[From the diaries by susanhu with tiny edits.] Michael Brown has been kicked out of the Gulf. During the FEMA press conference covering this breaking news, Michael Chertoff of Homeland Security said that Brown had done “everything he possibly could”? If what he has done is indeed “everything he possibly could,” that shows what an immense failure he has been as the head of FEMA. In response to questions from a journalist at the press conference who asked if this was the first step in Brown’s resignation and if he would respond to news about discrepancies in his online resume, Chertoff refused to allow Brown to answer and chastised the reporter by saying that he thought he had made the ground rules perfectly clear and “in English” while defensively stating that Brown would not answer any questions.

AP has the story on the flip, along with news/comments about Karen Hughes:

WASHINGTON (AP) – Federal Emergency Management Agency Director Michael Brown is being relieved of his duties in managing the Bush administration’s Hurricane Katrina relief and recovery efforts, The Associated Press has learned.

Brown is being sent back to Washington from Baton Rouge, where he was the primary official overseeing the federal government’s response to the disaster, according to two federal officials who declined to be identified before the announcement.

Brown will be replaced by Coast Guard Vice Adm.
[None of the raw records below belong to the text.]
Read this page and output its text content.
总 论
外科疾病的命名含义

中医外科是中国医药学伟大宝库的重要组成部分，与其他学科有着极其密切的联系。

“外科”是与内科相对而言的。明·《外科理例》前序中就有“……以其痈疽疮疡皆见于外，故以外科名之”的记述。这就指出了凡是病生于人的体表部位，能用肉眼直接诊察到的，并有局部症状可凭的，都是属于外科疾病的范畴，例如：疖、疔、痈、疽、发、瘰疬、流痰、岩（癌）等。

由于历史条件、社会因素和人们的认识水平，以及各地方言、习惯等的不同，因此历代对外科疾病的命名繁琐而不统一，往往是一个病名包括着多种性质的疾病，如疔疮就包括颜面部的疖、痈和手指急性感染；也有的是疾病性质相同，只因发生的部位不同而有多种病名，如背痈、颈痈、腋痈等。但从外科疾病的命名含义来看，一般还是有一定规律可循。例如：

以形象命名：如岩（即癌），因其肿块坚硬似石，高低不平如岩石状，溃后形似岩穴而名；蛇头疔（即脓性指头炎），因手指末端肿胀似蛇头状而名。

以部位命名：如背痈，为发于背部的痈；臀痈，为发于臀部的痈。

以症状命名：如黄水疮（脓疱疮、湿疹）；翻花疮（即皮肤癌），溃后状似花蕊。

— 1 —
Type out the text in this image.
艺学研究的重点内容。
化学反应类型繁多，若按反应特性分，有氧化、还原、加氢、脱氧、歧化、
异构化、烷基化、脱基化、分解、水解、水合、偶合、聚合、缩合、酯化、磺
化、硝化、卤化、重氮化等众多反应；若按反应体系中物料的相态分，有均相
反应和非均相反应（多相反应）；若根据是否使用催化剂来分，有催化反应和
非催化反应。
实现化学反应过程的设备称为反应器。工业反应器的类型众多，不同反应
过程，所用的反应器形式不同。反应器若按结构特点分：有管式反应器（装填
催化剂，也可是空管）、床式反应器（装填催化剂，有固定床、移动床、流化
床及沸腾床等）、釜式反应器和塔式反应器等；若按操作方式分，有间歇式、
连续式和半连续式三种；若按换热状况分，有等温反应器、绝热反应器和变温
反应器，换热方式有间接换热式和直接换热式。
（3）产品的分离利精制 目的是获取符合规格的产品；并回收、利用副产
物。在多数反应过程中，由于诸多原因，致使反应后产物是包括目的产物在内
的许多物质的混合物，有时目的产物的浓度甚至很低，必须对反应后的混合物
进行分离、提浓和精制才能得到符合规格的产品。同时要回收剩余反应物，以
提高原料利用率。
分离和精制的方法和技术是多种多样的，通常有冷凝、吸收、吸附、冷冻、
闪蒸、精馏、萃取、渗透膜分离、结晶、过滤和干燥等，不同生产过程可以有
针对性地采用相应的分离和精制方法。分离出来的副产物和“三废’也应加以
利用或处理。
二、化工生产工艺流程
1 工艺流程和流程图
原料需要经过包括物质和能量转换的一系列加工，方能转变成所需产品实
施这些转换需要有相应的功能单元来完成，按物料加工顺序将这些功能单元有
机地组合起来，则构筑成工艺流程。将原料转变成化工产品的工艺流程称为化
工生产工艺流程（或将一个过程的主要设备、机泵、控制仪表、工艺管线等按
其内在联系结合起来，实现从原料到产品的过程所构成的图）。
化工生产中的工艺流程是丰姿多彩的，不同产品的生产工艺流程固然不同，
Thad w. Allen, who was overseeing New Orleans relief and rescue efforts.

Chertoff claimed that Brown was being sent to Washington so he could get back to leading FEMA as a whole, but Brownie has been sent to the back of the bus:

Amid escalating calls for Brown’s ouster, the White House had insisted publicly for days that Bush retained confidence in his FEMA chief. But there was no question that Brown’s star was fading in the administration. In the storm’s early days, Brown was the president’s primary briefer on its path and the response effort, but by the weekend those duties had been taken over by Brown’s boss – Homeland Security Secretary Michael Chertoff.
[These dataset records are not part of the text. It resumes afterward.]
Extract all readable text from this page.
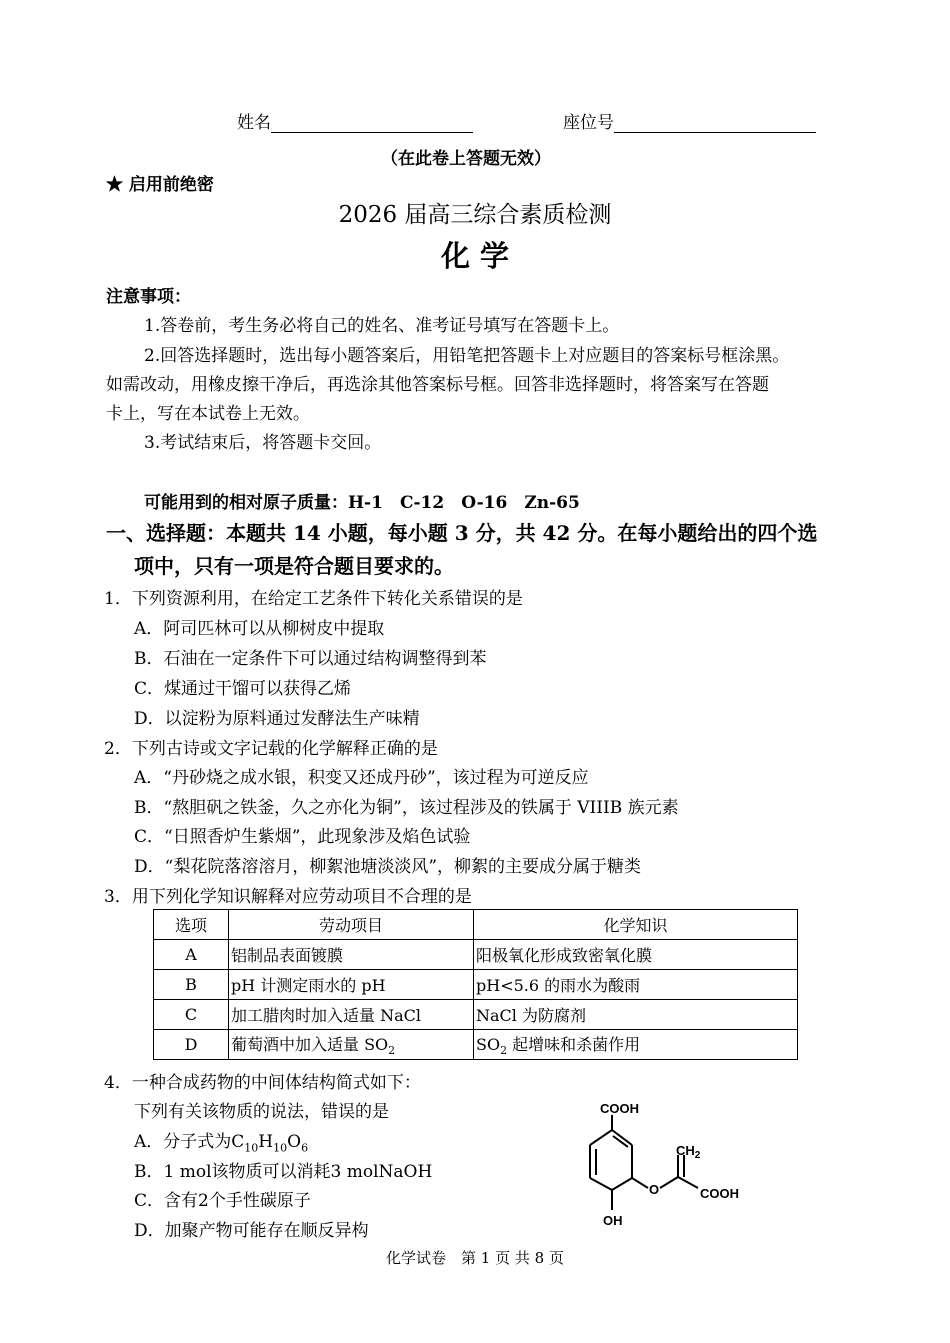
姓名	座位号
（在此卷上答题无效）
★ 启用前绝密
2026 届高三综合素质检测
化 学
注意事项：
1.答卷前，考生务必将自己的姓名、准考证号填写在答题卡上。
2.回答选择题时，选出每小题答案后，用铅笔把答题卡上对应题目的答案标号框涂黑。
如需改动，用橡皮擦干净后，再选涂其他答案标号框。回答非选择题时，将答案写在答题
卡上，写在本试卷上无效。
3.考试结束后，将答题卡交回。
可能用到的相对原子质量：H-1　C-12　O-16　Zn-65
一、选择题：本题共 14 小题，每小题 3 分，共 42 分。在每小题给出的四个选
项中，只有一项是符合题目要求的。
1．下列资源利用，在给定工艺条件下转化关系错误的是
A．阿司匹林可以从柳树皮中提取
B．石油在一定条件下可以通过结构调整得到苯
C．煤通过干馏可以获得乙烯
D．以淀粉为原料通过发酵法生产味精
2．下列古诗或文字记载的化学解释正确的是
A．“丹砂烧之成水银，积变又还成丹砂”，该过程为可逆反应
B．“熬胆矾之铁釜，久之亦化为铜”，该过程涉及的铁属于 VIIIB 族元素
C．“日照香炉生紫烟”，此现象涉及焰色试验
D．“梨花院落溶溶月，柳絮池塘淡淡风”，柳絮的主要成分属于糖类
3．用下列化学知识解释对应劳动项目不合理的是
选项	劳动项目	化学知识
A	铝制品表面镀膜	阳极氧化形成致密氧化膜
B	pH 计测定雨水的 pH	pH<5.6 的雨水为酸雨
C	加工腊肉时加入适量 NaCl	NaCl 为防腐剂
D	葡萄酒中加入适量 $SO_2$	$SO_2$ 起增味和杀菌作用
4．一种合成药物的中间体结构简式如下：
下列有关该物质的说法，错误的是
A．分子式为$C_{10}H_{10}O_6$
B．1 mol该物质可以消耗3 molNaOH
C．含有2个手性碳原子
D．加聚产物可能存在顺反异构
COOH
$CH_2$
COOH
O
OH
化学试卷　第 1 页 共 8 页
There were recent signs that Brown’s status was about to change. When Vice President Dick Cheney received a briefing in New Orleans on Thursday on recovery efforts by FEMA and other governmental agencies, it was Allen – not Brown – who led the briefing.

And even though Brown was present at least during part of Cheney’s visit, he was not seen publicly with the vice president.

Yes, this man whom Bush said was “doing a heck of a job” is slowly melting into oblivion. And so he should.

Via CNN, it is being reported that Harry Reid is circulating a letter that Brown must be removed immediately. No doubt. The sooner the better. Having said that, who would his replacement be? What other political hacks are sitting out there waiting for a plum Bushco appointment who don’t have any experience with the job they’ll be tasked to carry out?

Oh, and by the way, did you know that Bush’s sidekick, Karen Hughes, was appointed as Undersecretary for Public Diplomacy and Ambassador for the State Department this morning? Yup. And we all know how extremely well qualified she isn’t for that job. What a farce. But, Bush needed to find some high profile job for the woman who acts as Laura Bush’s evil twin. Look at the dynamics at State now: Rice and Hughes – both of Bush’s fill-in wives. How convenient. Hughes? Linked to diplomacy? What a joke. You don’t send a pitbull to do a St Bernard’s job.

Hughes has already begun her job. From WaPo’s article aptly titled, Hughes Is Varnishing the Nation’s Tarnish, you’ll find these gems:

The Bush confidante, now undersecretary of state for public diplomacy, held a meeting with her staff in Foggy Bottom yesterday and was asked about the international ramifications of the response to the New Orleans flooding. The problem, Hughes replied, was not a failed relief effort but a foreign press that did not appreciate the federal government’s good work.

One of her underlings rose to ask how this effort squared with the administration’s famously tight control over its message. “Recently, we’ve had tremendous amount of difficulty in some cases getting clearance for our ambassadors to speak,” he said.

Hughes replied that ambassadors are free to talk — if they use the talking points she sends them. “If they make statements based on something I sent them,” she said, “they’re not going to be called on the carpet.”